Wenn andererseits ein TSI A / A oder K / A erhalten wird und der Cytochromoxidasetest negativ ist, werden wir sicher sein, dass es sich um einen Mikroorganismus handelt, der zur Familie der Enterobacteriaceae gehört, je mehr Nitrate zu Nitriten reduziert werden. In diesem Fall konzentriert sich der Identifizierungsweg auf spezifische Tests für diese Gruppe von Bakterien..
Wenn andererseits ein K / A- oder A / A-Bild erhalten wird und der Cytochromoxidasetest positiv ist, zielen die zusätzlich zusammenzusetzenden Tests auf die Identifizierung fermentierender Stämme ab, die nicht zur Familie der Enterobacteriaceae gehören, wie z als: Aeromonas, Plesiomonas, Vibrio und Pasteurella.
Ein TSI mit Schwefelwasserstoff, Oxidase-negativ, wird die Identifizierung der folgenden Gattungen der Enterobacteriaceae-Familie leiten: Proteus, Citrobacter, Edwardsiella, Leminorella, Pragia, Trabusiella oder Salmonella.
Ein TSI mit wenig oder mäßigem Schwefelwasserstoff in der alkalischen Abschrägung mit alkalischem Hintergrund und positiver Oxidase wird die Verwendung von Tests zur Identifizierung von nicht fermentierenden gramnegativen Bazillen, die H produzieren, leitenzweiJa, genau wie Shewanella putrefaciens.
Schließlich kann der TSI zur Untersuchung der Schwefelwasserstoffproduktion in grampositiven Bazillen verwendet werden, insbesondere wenn der Verdacht besteht Erysipelothrix rhusiopathiae.
Das TSI-Medium muss mit reinen Kolonien beimpft werden, die in primären oder selektiven Kulturen isoliert wurden. Wenn die Kolonie aus selektiven Medien entnommen wird, die mit Proben mit gemischter Flora besät wurden, sollte darauf geachtet werden, nur von der Oberfläche zu entnehmen, da im unteren Teil der Kolonie lebensfähige Stämme vorhanden sein können, die in diesem Medium gehemmt sind..
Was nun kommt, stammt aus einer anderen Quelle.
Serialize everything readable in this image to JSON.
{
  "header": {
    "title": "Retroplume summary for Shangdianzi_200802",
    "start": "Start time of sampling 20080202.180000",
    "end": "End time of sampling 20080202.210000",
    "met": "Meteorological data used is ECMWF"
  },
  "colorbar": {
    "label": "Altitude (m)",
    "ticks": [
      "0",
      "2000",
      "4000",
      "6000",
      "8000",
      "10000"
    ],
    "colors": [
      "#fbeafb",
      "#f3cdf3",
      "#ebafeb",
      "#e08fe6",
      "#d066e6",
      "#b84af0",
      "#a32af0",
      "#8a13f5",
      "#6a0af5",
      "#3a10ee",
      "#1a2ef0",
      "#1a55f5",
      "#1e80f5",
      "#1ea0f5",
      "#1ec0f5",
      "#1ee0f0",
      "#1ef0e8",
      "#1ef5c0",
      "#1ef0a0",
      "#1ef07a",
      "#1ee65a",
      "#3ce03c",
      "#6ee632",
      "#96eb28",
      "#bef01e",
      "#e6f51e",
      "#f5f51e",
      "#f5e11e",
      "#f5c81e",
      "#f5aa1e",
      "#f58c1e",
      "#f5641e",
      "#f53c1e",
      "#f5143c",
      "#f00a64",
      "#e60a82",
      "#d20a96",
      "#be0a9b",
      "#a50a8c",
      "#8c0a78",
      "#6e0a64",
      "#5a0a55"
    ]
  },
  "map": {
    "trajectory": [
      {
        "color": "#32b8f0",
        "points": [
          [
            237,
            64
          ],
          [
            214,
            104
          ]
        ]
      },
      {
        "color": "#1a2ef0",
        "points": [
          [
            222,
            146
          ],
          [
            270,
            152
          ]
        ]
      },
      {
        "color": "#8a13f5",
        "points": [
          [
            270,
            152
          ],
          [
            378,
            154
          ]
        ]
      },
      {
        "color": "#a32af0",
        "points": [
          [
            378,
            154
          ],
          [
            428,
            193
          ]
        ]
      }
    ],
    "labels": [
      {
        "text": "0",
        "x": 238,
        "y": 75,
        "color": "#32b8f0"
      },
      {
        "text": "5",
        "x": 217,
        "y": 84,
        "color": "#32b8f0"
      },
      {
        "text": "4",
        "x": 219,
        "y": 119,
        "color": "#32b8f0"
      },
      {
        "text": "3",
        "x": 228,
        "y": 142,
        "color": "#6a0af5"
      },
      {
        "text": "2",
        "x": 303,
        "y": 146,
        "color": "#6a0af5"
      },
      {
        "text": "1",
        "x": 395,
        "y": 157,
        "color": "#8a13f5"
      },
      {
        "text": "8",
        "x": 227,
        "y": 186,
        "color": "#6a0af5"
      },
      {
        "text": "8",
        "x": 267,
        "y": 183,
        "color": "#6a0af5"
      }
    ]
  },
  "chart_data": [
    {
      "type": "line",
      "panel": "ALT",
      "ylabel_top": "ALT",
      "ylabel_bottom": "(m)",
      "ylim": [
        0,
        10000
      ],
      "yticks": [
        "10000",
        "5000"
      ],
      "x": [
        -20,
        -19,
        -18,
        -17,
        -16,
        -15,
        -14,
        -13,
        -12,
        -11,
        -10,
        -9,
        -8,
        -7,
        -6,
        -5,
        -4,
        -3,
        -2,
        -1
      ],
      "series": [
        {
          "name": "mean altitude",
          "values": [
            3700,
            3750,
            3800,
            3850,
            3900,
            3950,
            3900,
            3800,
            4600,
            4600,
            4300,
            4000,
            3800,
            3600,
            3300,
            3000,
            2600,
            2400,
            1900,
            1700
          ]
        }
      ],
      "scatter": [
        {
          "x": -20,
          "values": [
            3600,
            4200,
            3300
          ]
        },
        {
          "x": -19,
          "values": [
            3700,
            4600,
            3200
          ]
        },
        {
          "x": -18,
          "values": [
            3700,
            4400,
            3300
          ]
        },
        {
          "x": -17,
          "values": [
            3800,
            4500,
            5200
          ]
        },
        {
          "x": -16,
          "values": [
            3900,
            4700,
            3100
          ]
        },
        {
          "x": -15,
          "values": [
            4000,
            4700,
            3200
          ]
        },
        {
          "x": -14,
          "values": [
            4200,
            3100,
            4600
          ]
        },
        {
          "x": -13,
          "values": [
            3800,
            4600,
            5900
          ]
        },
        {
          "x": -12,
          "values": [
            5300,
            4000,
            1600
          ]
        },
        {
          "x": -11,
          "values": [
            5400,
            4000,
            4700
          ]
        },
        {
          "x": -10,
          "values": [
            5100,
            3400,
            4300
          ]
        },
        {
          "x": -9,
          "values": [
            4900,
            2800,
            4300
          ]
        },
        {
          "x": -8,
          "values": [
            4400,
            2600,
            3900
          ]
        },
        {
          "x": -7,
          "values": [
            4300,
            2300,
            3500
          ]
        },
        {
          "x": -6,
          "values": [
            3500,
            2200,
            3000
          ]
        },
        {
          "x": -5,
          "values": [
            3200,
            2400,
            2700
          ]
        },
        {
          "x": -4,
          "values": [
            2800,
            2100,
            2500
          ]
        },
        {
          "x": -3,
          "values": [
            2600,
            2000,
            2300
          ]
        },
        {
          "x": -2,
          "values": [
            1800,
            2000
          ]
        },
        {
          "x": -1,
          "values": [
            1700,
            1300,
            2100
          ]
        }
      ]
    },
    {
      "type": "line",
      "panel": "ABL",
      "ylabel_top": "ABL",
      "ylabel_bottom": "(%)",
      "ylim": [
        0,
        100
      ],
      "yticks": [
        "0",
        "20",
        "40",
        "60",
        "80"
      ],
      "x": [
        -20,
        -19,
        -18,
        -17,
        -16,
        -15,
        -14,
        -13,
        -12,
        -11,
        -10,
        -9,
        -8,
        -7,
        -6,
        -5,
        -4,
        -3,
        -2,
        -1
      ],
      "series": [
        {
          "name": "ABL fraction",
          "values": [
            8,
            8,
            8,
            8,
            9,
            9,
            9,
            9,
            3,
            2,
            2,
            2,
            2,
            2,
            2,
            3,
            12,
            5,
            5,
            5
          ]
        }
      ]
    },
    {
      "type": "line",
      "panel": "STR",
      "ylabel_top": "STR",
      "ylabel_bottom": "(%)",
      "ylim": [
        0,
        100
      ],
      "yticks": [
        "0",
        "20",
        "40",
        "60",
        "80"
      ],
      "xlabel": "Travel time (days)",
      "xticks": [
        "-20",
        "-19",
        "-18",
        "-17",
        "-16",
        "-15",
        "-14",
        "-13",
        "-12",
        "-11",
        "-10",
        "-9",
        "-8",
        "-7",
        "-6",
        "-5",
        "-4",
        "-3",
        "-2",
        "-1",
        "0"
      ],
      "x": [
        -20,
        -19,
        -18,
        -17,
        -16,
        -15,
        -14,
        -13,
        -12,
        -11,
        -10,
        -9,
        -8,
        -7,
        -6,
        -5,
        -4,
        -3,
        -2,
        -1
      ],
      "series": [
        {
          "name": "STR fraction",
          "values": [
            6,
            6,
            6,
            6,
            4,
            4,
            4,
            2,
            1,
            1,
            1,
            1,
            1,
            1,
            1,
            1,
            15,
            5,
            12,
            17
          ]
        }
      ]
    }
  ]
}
Daher sollte die Schleife niemals auf einem selektiven Medium gekühlt werden, um später die Kolonie zu entnehmen und ein TSI-Medium zu inokulieren..
Die Aussaat erfolgt mit einer geraden Schlaufe oder Nadel. Es wird eine Punktion durchgeführt, wobei darauf geachtet wird, dass sie sich bis zum Boden in der Mitte der Mitte befindet. Anschließend wird die Aussaat durch Inokulieren der Oberfläche im Zickzack beendet. Machen Sie keine zwei Einstiche.
18-24 Stunden bei 37 ° C in Aerobiose inkubieren. Interpretiere in dieser Zeit weder vorher noch nachher.
Der TSI-Test sollte innerhalb von 18 bis 24 Stunden nach der Inkubation abgelesen werden. Ein Messwert vor dieser Zeit kann ein falsches Positiv für die A / A-Fermentation ergeben. Während ein Messwert nach dieser Zeit aufgrund des Verbrauchs von Peptonen, die das Medium alkalisieren, zu einem falsch negativen Bild eines Nichtfermenters führen kann..
Bisher hat noch niemand einen Kommentar zu diesem Artikel abgegeben.